A Gastroscopy is a form of endoscopic investigation.
It is essentially a ‘camera test’ whereby the oesophagus, stomach and duodenum (first part of the small intestine) is directly visualised using a flexible scope (‘camera’) that is inserted through the mouth. Through the scope, a small forceps or a snare can be introduced to allow biopsies and removal of polyps.
A Gastroscopy can be performed for suspicion of either a benign or malignant condition.
The common benign conditions that warrant a gastroscopy include Gastritis, Gastric/Duodenal ulcer, Helicobacter.pylori, Gastric acid reflux disease and Gallstones.
The common symptoms associated with the above benign conditions include pain or discomfort or bloating at the upper abdomen, burning sensation in the middle of the chest (heartburn) and the passage of black stools or fresh blood.
The common malignant conditions that warrant a gastroscopy include Gastric cancer and Oesophageal cancer.
The common symptoms associated with the above malignant conditions include severe upper abdominal pain, poor appetite with a full sensation after a small meal, obvious abdominal swelling/distension, swallowing difficulties with food getting stuck and massive weight loss.
A Gastroscopy is performed by gently inserting the gastroscope through the mouth into the throat and down to the stomach. This procedure is done under sedation which allows the patient to be asleep and unaware of the procedure.
During a gastroscopy, the stomach will be inspected for any abnormalities. A thorough exam utilising narrow-band imaging and near-focusing examination will allow subtle abnormalities of the gastric lining to be discovered. This is particularly important in gastric cancer screening as Early Gastric Cancer (EGC) only manifests as subtle changes of the gastric lining. Gastric cancer screening programme has been shown to be useful in preventing gastric cancer in Japan and Korea.
In addition, biopsies will be taken during a gastroscopy for any suspicious features. A rapid test for H.pylori will also be conducted during the gastroscopy. The act of taking biopsies do not cause any discomfort nor pain.
Patients undergoing a gastroscopy will be given sedative drugs to minimise discomfort, reduce pain and some amnesia effect to minimise memories of the event.
Also, the patient will have a numbing anaesthetic agent sprayed to the back of the throat to minimise discomfort.
A gastroscopy is a safe and fairly straightforward procedure. Most patients regardless of age or underlying medical problems can undergo gastroscopy safely.
No bowel clearance is needed. The patient only needs to abstain from solid food at least 6 hours before and is allowed to continue to consume plain water till 2 hours before the gastroscopy.
There are very few alternatives to a Gastroscopy to investigate the stomach. Unfortunately, none of these alternatives is capable of evaluating for early gastric cancer.
A barium or gastrograffin dye study can be used to evaluate the stomach and oesophagus. This is more useful for diagnosing structural abnormalities and changes such as achalasia, oesophageal diverticulum, gastric herniation or large ulcers. Unfortunately, the dye study is unable to assess for any inflammation or changes to the lining of the stomach nor the presence of H.pylori and is certainly
unable to diagnose early gastric cancer.
A CT scan with distension of the stomach using an effervescence tablet is a variation of the barium/ gastrograffin dye study that is more sensitive and can pick up subtle changes both in and outside the stomach.

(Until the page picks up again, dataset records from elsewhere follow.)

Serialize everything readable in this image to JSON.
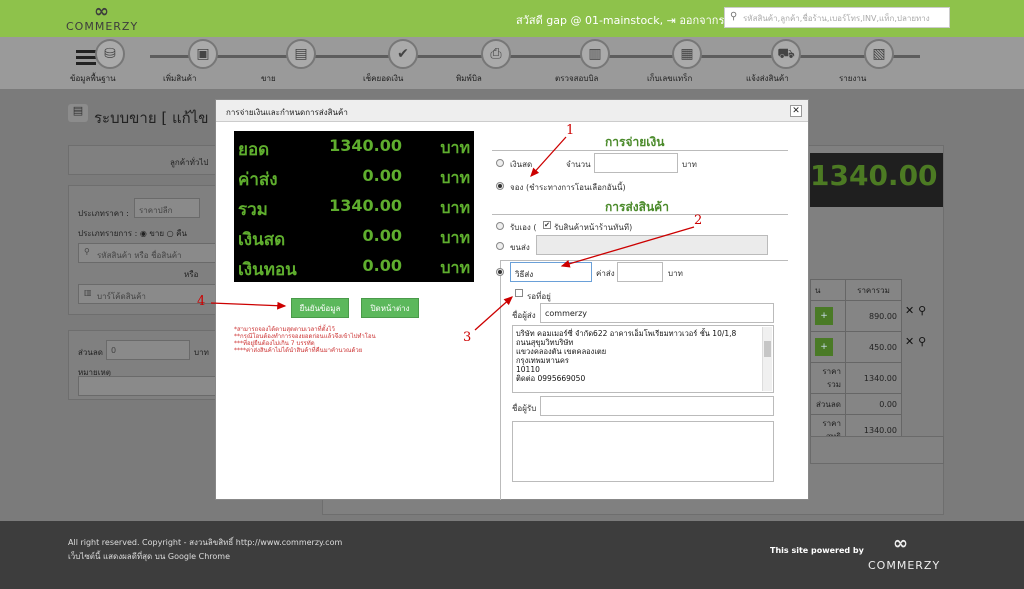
{
  "header": {
    "logo_text": "COMMERZY",
    "greeting": "สวัสดี gap @ 01-mainstock,",
    "logout": "ออกจากระบบ",
    "search_placeholder": "รหัสสินค้า,ลูกค้า,ชื่อร้าน,เบอร์โทร,INV,แท็ก,ปลายทาง"
  },
  "nav": {
    "items": [
      {
        "label": "ข้อมูลพื้นฐาน",
        "icon": "database-icon",
        "glyph": "⛁"
      },
      {
        "label": "เพิ่มสินค้า",
        "icon": "box-icon",
        "glyph": "▣"
      },
      {
        "label": "ขาย",
        "icon": "register-icon",
        "glyph": "▤"
      },
      {
        "label": "เช็คยอดเงิน",
        "icon": "check-icon",
        "glyph": "✔"
      },
      {
        "label": "พิมพ์บิล",
        "icon": "printer-icon",
        "glyph": "⎙"
      },
      {
        "label": "ตรวจสอบบิล",
        "icon": "scanner-icon",
        "glyph": "▥"
      },
      {
        "label": "เก็บเลขแทร็ก",
        "icon": "tracking-icon",
        "glyph": "▦"
      },
      {
        "label": "แจ้งส่งสินค้า",
        "icon": "truck-icon",
        "glyph": "⛟"
      },
      {
        "label": "รายงาน",
        "icon": "report-icon",
        "glyph": "▧"
      }
    ]
  },
  "page": {
    "title": "ระบบขาย [ แก้ไข",
    "customer": "ลูกค้าทั่วไป",
    "price_type_label": "ประเภทราคา :",
    "price_type": "ราคาปลีก",
    "trans_type_label": "ประเภทรายการ :",
    "trans_sell": "ขาย",
    "trans_return": "คืน",
    "product_search_placeholder": "รหัสสินค้า หรือ ชื่อสินค้า",
    "or": "หรือ",
    "barcode_placeholder": "บาร์โค้ดสินค้า",
    "discount_label": "ส่วนลด",
    "discount_value": "0",
    "discount_unit": "บาท",
    "remark_label": "หมายเหตุ",
    "big_total": "1340.00",
    "table_header": "ราคารวม",
    "table_header_left": "น",
    "rows": [
      "890.00",
      "450.00"
    ],
    "summary_rows": [
      {
        "label": "ราคารวม",
        "value": "1340.00"
      },
      {
        "label": "ส่วนลด",
        "value": "0.00"
      },
      {
        "label": "ราคาสุทธิ",
        "value": "1340.00"
      }
    ]
  },
  "modal": {
    "title": "การจ่ายเงินและกำหนดการส่งสินค้า",
    "summary": [
      {
        "label": "ยอด",
        "value": "1340.00",
        "unit": "บาท"
      },
      {
        "label": "ค่าส่ง",
        "value": "0.00",
        "unit": "บาท"
      },
      {
        "label": "รวม",
        "value": "1340.00",
        "unit": "บาท"
      },
      {
        "label": "เงินสด",
        "value": "0.00",
        "unit": "บาท"
      },
      {
        "label": "เงินทอน",
        "value": "0.00",
        "unit": "บาท"
      }
    ],
    "confirm_button": "ยืนยันข้อมูล",
    "close_button": "ปิดหน้าต่าง",
    "notes": [
      "*สามารถจองได้ตามสุดตามเวลาที่ตั้งไว้",
      "**กรณีโอนต้องทำการจองยอดก่อนแล้วจึงเข้าไปทำโอน",
      "***ที่อยู่ยืนต้องไม่เกิน 7 บรรทัด",
      "****ค่าส่งสินค้าไม่ได้นำสินค้าที่คืนมาคำนวณด้วย"
    ],
    "payment_header": "การจ่ายเงิน",
    "pay_cash": "เงินสด",
    "amount_label": "จำนวน",
    "amount_unit": "บาท",
    "pay_reserve": "จอง (ชำระทางการโอนเลือกอันนี้)",
    "shipping_header": "การส่งสินค้า",
    "ship_self": "รับเอง (",
    "ship_self_check": "รับสินค้าหน้าร้านทันที)",
    "ship_carrier": "ขนส่ง",
    "ship_method": "วิธีส่ง",
    "fee_label": "ค่าส่ง",
    "fee_unit": "บาท",
    "wait_address": "รอที่อยู่",
    "sender_label": "ชื่อผู้ส่ง",
    "sender_value": "commerzy",
    "address_lines": [
      "บริษัท คอมเมอร์ซี่ จำกัด622 อาคารเอ็มโพเรียมทาวเวอร์ ชั้น 10/1,8",
      "ถนนสุขุมวิทบริษัท",
      "แขวงคลองตัน เขตคลองเตย",
      "กรุงเทพมหานคร",
      "10110",
      "ติดต่อ 0995669050"
    ],
    "receiver_label": "ชื่อผู้รับ"
  },
  "annotations": [
    "1",
    "2",
    "3",
    "4"
  ],
  "footer": {
    "copyright": "All right reserved. Copyright - สงวนลิขสิทธิ์ http://www.commerzy.com",
    "browser": "เว็บไซต์นี้ แสดงผลดีที่สุด บน Google Chrome",
    "powered": "This site powered by",
    "brand": "COMMERZY"
  },
  "colors": {
    "green": "#8ec24b",
    "annotation": "#cc0000",
    "button": "#5cb85c"
  }
}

Unfortunately, it has the same limitations in terms of assessment of the stomach lining and early gastric cancer.
It is important to note that gastroscopy is a very safe procedure. A typical restructured hospital regularly performs more than 50 gastroscopies a week.
The main complications are related to oesophagal, gastric perforation and post-procedure bleeding.
The perforation rate is estimated at 0.005% (5 perforations in 100,000 gastroscopies) while the bleeding rate ranges from 0.25-1.0%. The risk of over-sedation is very low and is reversible with medications.
There is no official consensus as yet worldwide regarding the interval for screening gastroscopy. The Japanese and Korean guidelines call for screening gastroscopy on a yearly to a two-yearly basis for anyone above 50 years of age with no risk factors.
For patients with findings of Intestinal Metaplasia or Barrett’s oesophagus, the screening interval can vary from 6 months to 2 years depending on the severity of the underlying abnormalities.